Quanto al voto di fidu­cia — finita l’assemblea, la dele­ga­zione di Sel sale al Colle per le con­sul­ta­zioni — Ven­dola chiude. Ma non la discus­sione fra i suoi. Fabio Mussi attacca il capo­gruppo alla camera Gen­naro Migliore per non aver stron­cato le voci di una scis­sione fra i par­la­men­tari. Ma a poco vale il ten­ta­tivo di met­tere la sor­dina sulle dif­fe­renze. Fra i par­la­men­tari c’è chi pro­nun­cia un no a pre­scin­dere a un governo con Alfano, e chi aspet­te­rebbe il pro­gramma per lo stesso mono­sil­labo. Ma nel docu­mento finale c’è l’unanimità sulle con­di­zioni per Renzi: no agli F35, eso­dati, patri­mo­niale, red­dito minimo, vio­lare il vin­colo del 3 per cento in Europa. E: ius soli, diritti civili, («Ma quale può essere per il Pd il minimo comune deno­mi­na­tore con Carlo Gio­va­nardi?»), riforma dei trat­tati euro­pei, fiscal com­pact. E però la fidu­cia di Renzi — impro­nun­cia­bile per tutti — è solo un’insorgenza del tor­mento di Sel. Che sta comun­que a un bivio da sca­pi­collo: se il «governo di emer­genza» di Letta si tra­sforma nel «governo di legi­sla­tura di Renzi» con la destra, è l’idea stessa dell’alleanza di cen­tro­si­ni­stra che si sgre­tola. Por­tan­dosi giù alla pie­tra ango­lare di Sel: rico­struire la sini­stra del centrosinistra.

Il tema inve­ste in pieno l’adesione alla lista uni­ta­ria per Tsi­pras, il lea­der della sini­stra radi­cale greca, già indi­cata al con­gresso di Ric­cione e con­fer­mata ieri. Eppure Sel andrà al con­gresso del Pse di Roma, il 28 feb­braio, che indi­cherà invece il social­de­mo­cra­tico Schulz can­di­dato alla pre­si­denza della com­mis­sione Ue. Qui lo scon­tro è ruvido. «Ripren­diamo le fila del pro­getto ori­gi­na­rio, c’è chi intende la lista Tsi­pras come un pas­sag­gio per costruire una cosa a sini­stra, fuori dal Pse» (Ileana Piaz­zoni), «Siamo una mino­ranza ma non dob­biamo essere mino­ri­tari» (Mar­tina Nardi), «Tsi­pras è un nostro caro amico ma nella sua lista siamo mal­tol­le­rati» (un duris­simo Clau­dio Fava).

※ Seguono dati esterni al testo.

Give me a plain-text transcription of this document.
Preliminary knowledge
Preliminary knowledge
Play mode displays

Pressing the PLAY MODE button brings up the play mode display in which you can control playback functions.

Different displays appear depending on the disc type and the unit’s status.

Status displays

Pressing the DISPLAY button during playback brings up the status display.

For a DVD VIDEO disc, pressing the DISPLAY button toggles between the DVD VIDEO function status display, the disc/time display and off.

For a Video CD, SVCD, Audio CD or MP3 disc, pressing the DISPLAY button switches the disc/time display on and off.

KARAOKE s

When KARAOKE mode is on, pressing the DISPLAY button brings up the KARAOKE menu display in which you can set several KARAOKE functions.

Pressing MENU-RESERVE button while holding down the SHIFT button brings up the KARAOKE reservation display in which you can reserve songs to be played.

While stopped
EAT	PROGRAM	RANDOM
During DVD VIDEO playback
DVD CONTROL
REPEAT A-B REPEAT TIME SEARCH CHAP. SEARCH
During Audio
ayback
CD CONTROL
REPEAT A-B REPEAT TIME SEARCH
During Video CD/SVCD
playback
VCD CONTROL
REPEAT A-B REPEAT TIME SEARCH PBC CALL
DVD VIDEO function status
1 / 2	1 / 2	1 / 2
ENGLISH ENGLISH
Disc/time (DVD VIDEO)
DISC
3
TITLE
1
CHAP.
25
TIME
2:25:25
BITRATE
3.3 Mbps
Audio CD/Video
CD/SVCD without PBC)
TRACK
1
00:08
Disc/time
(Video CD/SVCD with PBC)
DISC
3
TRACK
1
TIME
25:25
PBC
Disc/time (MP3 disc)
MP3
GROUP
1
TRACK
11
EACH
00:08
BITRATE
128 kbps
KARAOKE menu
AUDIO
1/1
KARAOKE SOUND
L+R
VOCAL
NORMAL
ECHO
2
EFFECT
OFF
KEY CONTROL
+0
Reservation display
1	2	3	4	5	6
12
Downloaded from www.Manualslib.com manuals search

Nel mirino le con­di­zioni poste dai pro­mo­tori della lista (no lea­der di par­tito né chi ha rico­perto inca­ri­chi di governo nazio­nali e regio­nali). Migliore: «Can­cel­liamo quei veti. Il nostro con­tri­buto deve essere garan­tito anche a costo di ricor­dare che pos­siamo pre­sen­tare una lista auto­noma». Replica di Mussi: «L’idea che con un nostro sacri­fi­cio si evi­tino altre can­di­da­ture mi sem­bra augu­ra­bile». E Mas­si­mi­liano Sme­ri­glio: «Tsi­pras non è un mino­ri­ta­rio, in Gre­cia ha il 30%, a Roma ha voluto incon­trare Letta e Zin­ga­retti. Piut­to­sto, evi­tiamo di augu­rarci di fare la fine dei socia­li­sti Nencini».

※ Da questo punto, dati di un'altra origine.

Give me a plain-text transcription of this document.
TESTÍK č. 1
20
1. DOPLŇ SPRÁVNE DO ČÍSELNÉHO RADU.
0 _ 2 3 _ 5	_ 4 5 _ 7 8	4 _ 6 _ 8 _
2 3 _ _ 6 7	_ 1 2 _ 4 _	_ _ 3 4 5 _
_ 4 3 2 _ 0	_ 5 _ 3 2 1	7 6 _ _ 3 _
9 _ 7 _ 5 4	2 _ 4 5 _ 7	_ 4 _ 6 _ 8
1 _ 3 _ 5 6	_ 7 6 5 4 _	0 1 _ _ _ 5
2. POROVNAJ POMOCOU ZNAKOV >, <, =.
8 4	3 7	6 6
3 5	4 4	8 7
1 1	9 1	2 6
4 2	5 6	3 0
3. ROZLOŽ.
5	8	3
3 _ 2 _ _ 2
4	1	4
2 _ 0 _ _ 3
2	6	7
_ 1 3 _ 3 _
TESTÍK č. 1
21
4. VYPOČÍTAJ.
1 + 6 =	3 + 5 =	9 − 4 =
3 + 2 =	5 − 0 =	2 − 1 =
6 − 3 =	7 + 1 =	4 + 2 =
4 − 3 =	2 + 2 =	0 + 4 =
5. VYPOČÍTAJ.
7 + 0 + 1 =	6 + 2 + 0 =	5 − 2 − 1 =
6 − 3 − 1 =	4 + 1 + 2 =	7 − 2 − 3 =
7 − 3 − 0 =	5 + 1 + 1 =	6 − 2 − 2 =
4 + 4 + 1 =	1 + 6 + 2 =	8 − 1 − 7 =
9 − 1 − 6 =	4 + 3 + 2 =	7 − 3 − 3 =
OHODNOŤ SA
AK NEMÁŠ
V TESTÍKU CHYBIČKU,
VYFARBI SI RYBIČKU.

Fini­sce alla conta, sulla lista Tsi­pras. In 51 fir­mano un emen­da­mento che chiede altre veri­fi­che per ade­rire alla lista uni­ta­ria e mette in guar­dia dalle derive «neo­gi­ro­ton­dine e gril­line» dei pro­mo­tori. Poi lo votano in meno di trenta. Fra loro 19 depu­tati su 37 (fra gli altri il capo­gruppo Migliore e il teso­riere Ser­gio Boc­ca­du­tri, Titti Di Salvo, Fava), e un sena­tore su 7: quasi la metà dei par­la­men­tari. Ileana Piaz­zoni già parla della nascita di «un’area» (i ‘miglio­ri­sti’, è la bat­tuta vele­nosa che cir­cola). Potrebbe essere uno scatto di cre­scita per Sel, a casa Pd sarebbe pane quo­ti­diano. Qui è un mezzo trauma. Che non fini­sce qua, se Renzi deci­derà uni­la­te­ral­mente, forse per­sino sba­da­ta­mente, di chiu­dere la sto­ria del centrosinistra.